Parti - Poodle History
Dogs similar in type to today’s Poodle were carved in Roman tombs as far back as 30 A.D. and can be seen in European paintings as early as the 15th century. Although the breed took its name from the German word “pudel,” which means “to splash in water,” the French were responsible for bringing the Poodle to international attention. The first Poodles in England were known as “Rough Water Dogs” and they served primarily as hunting companions. Poodles were first brought to the United States at the end of the 19th century, but the breed did not become popular until after World War II. By the mid ‘50s, the Poodle was the most popular breed in the United States, a position held for over 20 years. Today the Poodle is divided into two breeds: the Standard Poodle, which serves primarily as a gun dog and companion animal, and the Poodle, composed of the Miniature and Toy varieties, and which serves primarily as companion breed. The standards of the two breeds are essentially identical but for size.
The Poodle was recognized by United Kennel Club in 1914. The Poodle was divided into two breeds, Standard Poodle and Poodle, on January 1, 2000. The standards for the Multi-Colored Standard Poodle and the Standard Poodle are identical except for color and color patterns.

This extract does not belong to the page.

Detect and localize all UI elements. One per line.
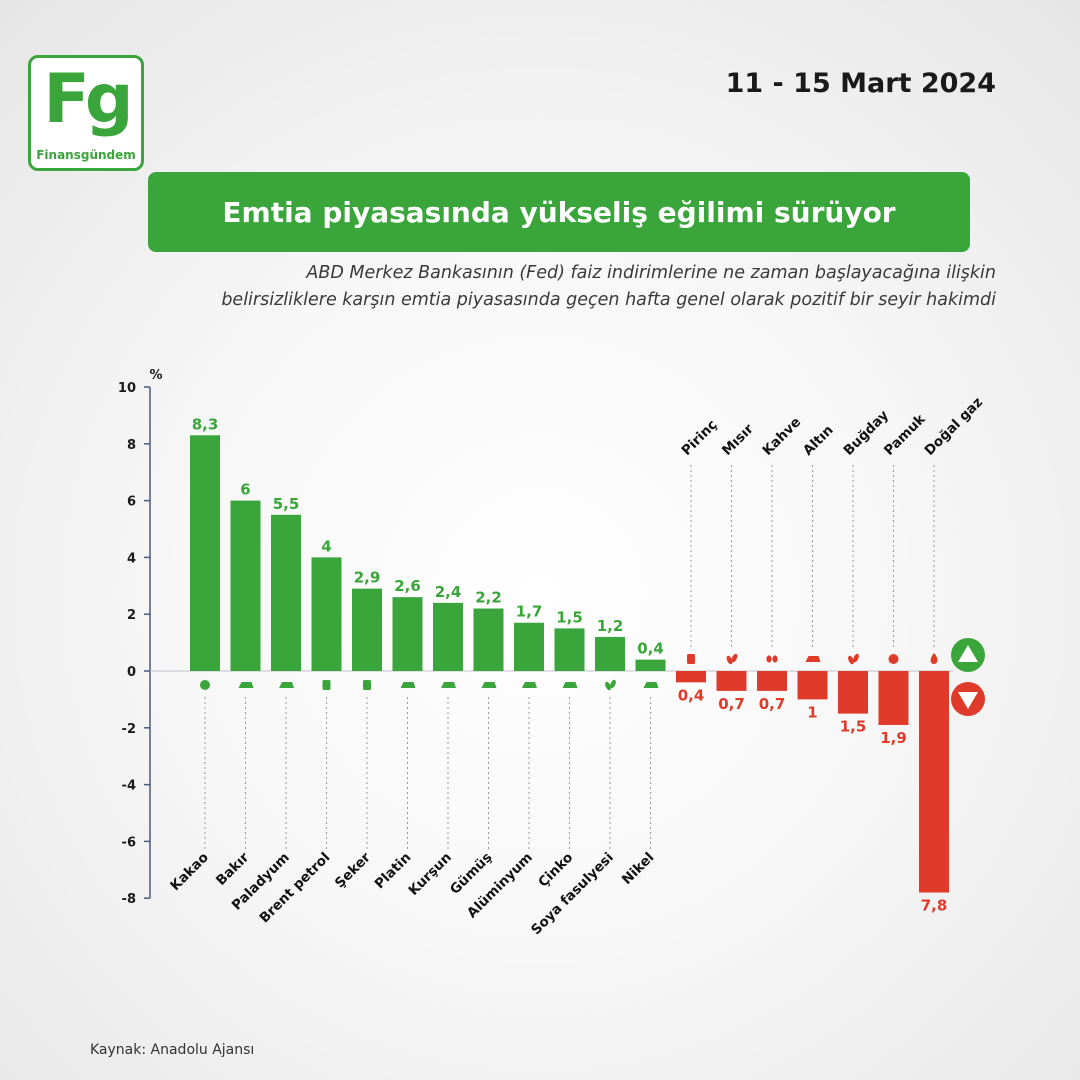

The Multi-Colored Standard Poodle is a medium-sized, squarely built dog with a distinctive harsh curly coat that may be presented in any of several traditional Poodle clips or corded. The ears are long, drop, and densely feathered. The tail is normally docked, set high, and carried erect. The length of body (sternum to point of buttocks) is equal to the height (withers to ground). The Multi-Colored Standard Poodle carries himself with an air of dignity and pride. The Multi-Colored Standard Poodle should be evaluated as a working gun dog and exaggerations or faults should be penalized in proportion to how much they interfere with the dog’s ability to work.
The Multi-Colored Standard Poodle’s most readily identifiable characteristic is its harsh, dense coat, which is presented in various traditional trims or, less frequently, corded. Another essential characteristic is proper temperament. The breed is noted for its high intelligence, trainability and sense of humor. Poodles are highly social and require human companionship and regular, close interaction with family members. Because of their great intelligence and the joy they take in human companionship, Poodles excel in performance events of all sorts. They are extremely affectionate with children.